LONDON.- People Watching: The Art of L.S. Lowry,
Christies focused presentation of original works by L. S. Lowry, will showcase an important private collection of 11 key examples that highlight the ongoing fascination the artist had for the characters and scenes he observed around him. This collection includes examples previously owned by Monty Bloom, Lowrys most enthusiastic patron, and The Reverend Geoffrey Bennett. The online-only sale will be live for bidding from 15 June to 2 July 2020 and comprises 19 paintings and drawings with estimates ranging from £4,000 to £800,000. A trio of paintings will lead the sale, each underlining an area of interest for the artist. Coming from the Match (1959, estimate: £500,000-800,000) is the only painting of a rugby match Lowry ever created, while Iron Works (1941, estimate: £500,000-800,000) depicts a sprawling industrial landscape in which the River Irwell has flooded its banks and left deep pools of water for Lowry's people to walk around. Offered from a separate private collection, The Elite Fish and Chip Shop (1949, estimate: £500,000-800,000) depicts an orderly queue of would-be diners, eagerly anticipating their supper after a long working day. A classic northern street scene composite from Lowrys post-war period, the artist gives the terraces and backstreets dramatic staging and focuses on a random group of strolling figures, complete with dog and pram, and the bowler-hatted gentlemen who populate his urban landscapes.
As Lowry himself disclosed to the initial buyer of Coming to the Match (1959, estimate: £500,000-800,000), the subject is of a game at the Rochdale Hornets rugby stadium. Familiar motifs of chimneys, electrical wires, and red-bricked factories engross the nondescript and monochrome rugby stadium, identifiable only by the two goal posts peering out from behind the dividing walls. Throngs of utilitarian crowds funnel out of the stadium in varying directions, dominating the foreground of the scene. The rugby match remains an incidental element of the composition, and Lowry instead brings attention to the mass of crowds retreating from the stadium.

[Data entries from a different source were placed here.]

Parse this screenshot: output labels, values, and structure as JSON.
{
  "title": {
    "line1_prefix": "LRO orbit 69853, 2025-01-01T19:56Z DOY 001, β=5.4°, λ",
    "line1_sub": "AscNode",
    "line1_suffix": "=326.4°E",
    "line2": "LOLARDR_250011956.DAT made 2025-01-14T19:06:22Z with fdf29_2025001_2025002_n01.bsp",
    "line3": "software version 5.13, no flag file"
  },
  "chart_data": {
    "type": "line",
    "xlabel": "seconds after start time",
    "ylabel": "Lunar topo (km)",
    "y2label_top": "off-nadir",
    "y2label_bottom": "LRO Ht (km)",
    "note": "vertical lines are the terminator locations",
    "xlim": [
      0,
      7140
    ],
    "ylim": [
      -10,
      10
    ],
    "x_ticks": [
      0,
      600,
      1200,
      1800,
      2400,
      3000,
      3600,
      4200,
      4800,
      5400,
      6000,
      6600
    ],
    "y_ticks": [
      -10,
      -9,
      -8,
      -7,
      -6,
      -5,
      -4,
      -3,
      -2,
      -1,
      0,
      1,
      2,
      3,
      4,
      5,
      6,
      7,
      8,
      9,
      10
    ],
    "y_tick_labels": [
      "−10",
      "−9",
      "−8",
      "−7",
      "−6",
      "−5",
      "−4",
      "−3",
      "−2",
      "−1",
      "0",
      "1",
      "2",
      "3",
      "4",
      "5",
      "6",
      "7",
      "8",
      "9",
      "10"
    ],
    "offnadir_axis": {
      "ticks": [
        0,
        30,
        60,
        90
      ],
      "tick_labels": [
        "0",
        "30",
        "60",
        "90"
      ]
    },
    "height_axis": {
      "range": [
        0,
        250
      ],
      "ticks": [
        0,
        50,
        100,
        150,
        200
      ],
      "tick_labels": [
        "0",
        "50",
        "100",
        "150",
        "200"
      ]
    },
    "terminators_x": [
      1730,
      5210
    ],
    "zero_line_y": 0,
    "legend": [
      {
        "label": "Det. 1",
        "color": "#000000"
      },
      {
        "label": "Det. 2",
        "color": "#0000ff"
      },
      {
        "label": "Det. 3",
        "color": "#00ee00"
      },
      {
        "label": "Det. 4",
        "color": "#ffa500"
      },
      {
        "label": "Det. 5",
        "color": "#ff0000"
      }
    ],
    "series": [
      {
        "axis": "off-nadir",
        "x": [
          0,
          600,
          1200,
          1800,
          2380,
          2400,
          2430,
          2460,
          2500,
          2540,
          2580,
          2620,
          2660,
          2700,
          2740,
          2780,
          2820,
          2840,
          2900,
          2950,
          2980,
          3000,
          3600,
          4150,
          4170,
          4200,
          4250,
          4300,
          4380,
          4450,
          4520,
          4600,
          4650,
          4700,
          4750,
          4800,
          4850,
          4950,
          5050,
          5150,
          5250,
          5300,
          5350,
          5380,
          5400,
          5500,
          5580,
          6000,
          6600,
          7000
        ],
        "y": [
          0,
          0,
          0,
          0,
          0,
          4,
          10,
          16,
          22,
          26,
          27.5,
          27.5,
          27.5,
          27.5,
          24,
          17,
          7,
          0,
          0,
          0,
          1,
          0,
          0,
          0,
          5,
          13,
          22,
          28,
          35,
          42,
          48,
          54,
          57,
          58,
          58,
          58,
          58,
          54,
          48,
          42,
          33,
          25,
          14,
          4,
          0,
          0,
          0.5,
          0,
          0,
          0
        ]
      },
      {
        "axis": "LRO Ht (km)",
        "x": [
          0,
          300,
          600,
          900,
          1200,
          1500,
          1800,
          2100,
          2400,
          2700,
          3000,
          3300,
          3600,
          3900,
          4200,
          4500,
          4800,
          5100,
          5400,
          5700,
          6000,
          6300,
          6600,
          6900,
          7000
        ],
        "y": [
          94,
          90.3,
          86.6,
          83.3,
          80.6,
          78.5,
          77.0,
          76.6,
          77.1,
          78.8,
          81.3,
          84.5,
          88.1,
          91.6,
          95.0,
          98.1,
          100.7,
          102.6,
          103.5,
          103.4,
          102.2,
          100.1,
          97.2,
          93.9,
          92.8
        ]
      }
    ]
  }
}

The flooded industrial panorama in Iron Works (1941, estimate: £500,000-800,000) depicts small figures who teem in bunches towards the factory buildings. Lowry's tiny figures are emphatically dwarfed by the enormous buildings that dominate the horizon.
From the 1950s onwards, Lowrys eye increasingly turned to the people that had populated his previous industrial landscape paintings. The subject matter that had been a key part of his life, factories with belching chimneys, dingy streets of terraces, and dirty canals was fast disappearing, either destroyed in the Second World War, or cleared away in the frenzy of post-war development. The people that Lowry chose to paint, following the landscapes, were closely observed, often based on individuals he would have come across in his job as a rent collector. This is exemplified by Landscape with Figures (1957, estimate: £250,000-350,000), where the landscape can be faintly glimpsed as a backdrop to the three figures that form a sharp study of the human condition. Lone characters are the subject of both A Woman Standing (1965, estimate: £120,000-180,000) and Man Searching in a Dustbin (1960, estimate: £80,000-120,000).
In Landscape with Figures (1957, estimate: £250,000-350,000), the towering smoking chimneys, scurrying workers with heads bent, and urban industrial setting can be faintly glimpsed in the background beneath a heavy fog. They are divided from the main subject of the painting by the metal railing that draws attention to the three standing figures and dog, which become the primary focus of the painting.
Monty Bloom, a successful business man from Southport formed a friendship with Lowry and upon visiting the artists studio for the first time, found that he preferred Lowry's figure studies to the industrial landscapes and bought four paintings on the spot, including Man Searching a Dustbin (1960, estimate: £80,000-120,000). Lowry had now found a patron for the pictures that he really wanted to paint, the people that he observed on the streets of Manchester.
By contrast, Ebbw Vale Steel Works (1962, estimate: £150,000-250,000) was painted during the 1960s when Lowry revisited the theme of the industrial landscape. His highly individualised aesthetic recast traditional perceptions of the British landscape, as his cityscapes subverted deeply-set sentimental notions associated with the genre.
Lancashire Street (1951, estimate: £150,000-250,000) conveys a townscape in which the structures and buildings have been stripped of their particulars to forming a generic setting for the cast of characters depicted in their daily lives.